On a Sunday
By: Quincy Troupe
eye remember seeing the oblong fruit—mango,
papaya—in a photo of a lynched black man’s
head fixed above the exclamation point of his tad-
pole body, swaying easy in a tree in a gentle
breeze, it is summer in my memory, warm,
not yet swelteringly hot in southern steel country
alabama, outside birmingham, where
john coltrane blew hauntingly of four little black girls
blown to smithereens on a sunday, in church,
eye also remember hearing chuck berry playing guitar
on a sunday, in the back seat of his white cadillac car,
driven by his red-haired black wife, cruising st. louis
blues streets, singing, “roll over beethoven,
tell tchaikovsky the news, there’s a new kind
of music called rhythm ‘n’ blues,” on that sunday
the sky was blue as it was in my memory—
where all things are elusively fixed,
because nothing is ever permanent save change—
cobalt blue, sapphire blue, cerulean blue
when eye saw the lynched man’s head in the photograph
oblique above the exclamation point of his tadpole body,
it was a sapphire-blue sunday in the deep freeze
of january, when barack obama
took the oath of office, became the forty-fourth
president of this divided nation in crisis,
the voices of reason were thrown out the window
like bathwater, soap, an infant in a small plastic tub,
a bawling baby hitting the ground, breath atomized
as vaporizing matter, misted into the air in a fog
like an elegy, a sunday listening to punditry talking—
points hitting the fan on TV screens, their elegies
leering all over the planet, richly paid for drivel,
their infested dialogue, their blather like plagues,
prattling disinformation, sluiced through airwaves,
zapping clueless people inside their atomized brains,
glued, as they are, to these talking heads flashing
expensive dental-wear as they natter their shopworn
rhetoric into cameras, connecting us to them
through plasma TV screens, on glory bird sundays
& the blues as a way of life everywhere, even on sundays
when all things are elusively fixed, even words of sermons,
because nothing is ever permanent save change,
the sky sometimes blue as a sapphire woman
wearing red, her hips moving from side to side, beckoning
with her sensuous, sashaying hips, come-t0-me-poppa strut,
seducing where the gospel of sweetness is elusively fixed
inside a church, a juke joint, the music hot as her allure,
hittin’ it, layin’ the mojo down, conjurin’ up wicked
spirits, as poets raising the roof from its foundation up
into cerulean-blue, sapphire-blue, cobalt-blue air,
preachers running the gospel down on sundays with their
sermons everywhere, people living inside their memories,
where all things are elusively fixed, but here
nothing is ever permanent save change after change
nothing is ever permanent save change
About the Author:
(Excerpt is taken from; https://www.poetryfoundation.org/poets/quincy-troupe)
Quincy Troupe was born in St.
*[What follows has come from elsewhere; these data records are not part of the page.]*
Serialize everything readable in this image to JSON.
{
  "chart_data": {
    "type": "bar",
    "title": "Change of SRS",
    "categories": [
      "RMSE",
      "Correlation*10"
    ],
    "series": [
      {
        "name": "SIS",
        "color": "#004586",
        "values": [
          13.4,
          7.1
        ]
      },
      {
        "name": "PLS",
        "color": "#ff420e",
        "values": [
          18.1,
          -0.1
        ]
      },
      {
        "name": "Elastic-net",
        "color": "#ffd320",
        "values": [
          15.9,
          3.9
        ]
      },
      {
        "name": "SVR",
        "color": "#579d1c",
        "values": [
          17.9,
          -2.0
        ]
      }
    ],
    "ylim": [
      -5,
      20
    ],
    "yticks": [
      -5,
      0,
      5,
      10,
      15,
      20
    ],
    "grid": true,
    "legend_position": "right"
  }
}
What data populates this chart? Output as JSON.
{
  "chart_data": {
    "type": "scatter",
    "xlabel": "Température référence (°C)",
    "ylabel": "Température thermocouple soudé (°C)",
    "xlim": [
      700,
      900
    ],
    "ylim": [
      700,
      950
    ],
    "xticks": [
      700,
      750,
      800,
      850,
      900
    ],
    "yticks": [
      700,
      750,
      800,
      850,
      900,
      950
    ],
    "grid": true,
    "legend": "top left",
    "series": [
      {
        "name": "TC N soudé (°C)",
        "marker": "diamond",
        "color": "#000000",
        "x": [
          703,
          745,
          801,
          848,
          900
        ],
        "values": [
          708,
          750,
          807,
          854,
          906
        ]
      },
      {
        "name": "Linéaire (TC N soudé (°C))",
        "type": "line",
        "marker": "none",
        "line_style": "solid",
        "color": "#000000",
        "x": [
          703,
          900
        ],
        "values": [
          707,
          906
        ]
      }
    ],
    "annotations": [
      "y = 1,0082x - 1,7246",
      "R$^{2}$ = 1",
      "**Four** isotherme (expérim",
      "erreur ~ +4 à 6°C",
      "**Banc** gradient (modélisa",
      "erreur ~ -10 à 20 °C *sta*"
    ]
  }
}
Louis, Missouri, the son of a professional baseball player. After studying for two semesters at Grambling College on a scholarship, he left to join the army. When his service ended, he moved to Los Angeles, California and began teaching writing workshops at the Watts Writers Workshop. He later held positions at the University of California, San Diego; Ohio University; the College of Staten Island; and California State University. He also taught in the Columbia University Graduate Writing Program, as well as at various institutions abroad. His many poetry collections include Seduction: New Poems, 2013-2018; Ghost Voices: A Poem in Prayer (2018); Errançities (2011); The Architecture of Language (2007), which won the Paterson Award for Sustained Achievement; Choruses (1999); and the American Book Award-winning Snake-back Solos: Selected Poems, 1969–1977 (1979). A noted performer of his work, Troupe has twice won the prestigious Heavyweight Champion of Poetry, a distinction given by the World Poetry Bout of Taos. He has also founded and edited magazines such as Confrontation: A Journal of Third World Literature, American Rag, and Code, where he was editorial director.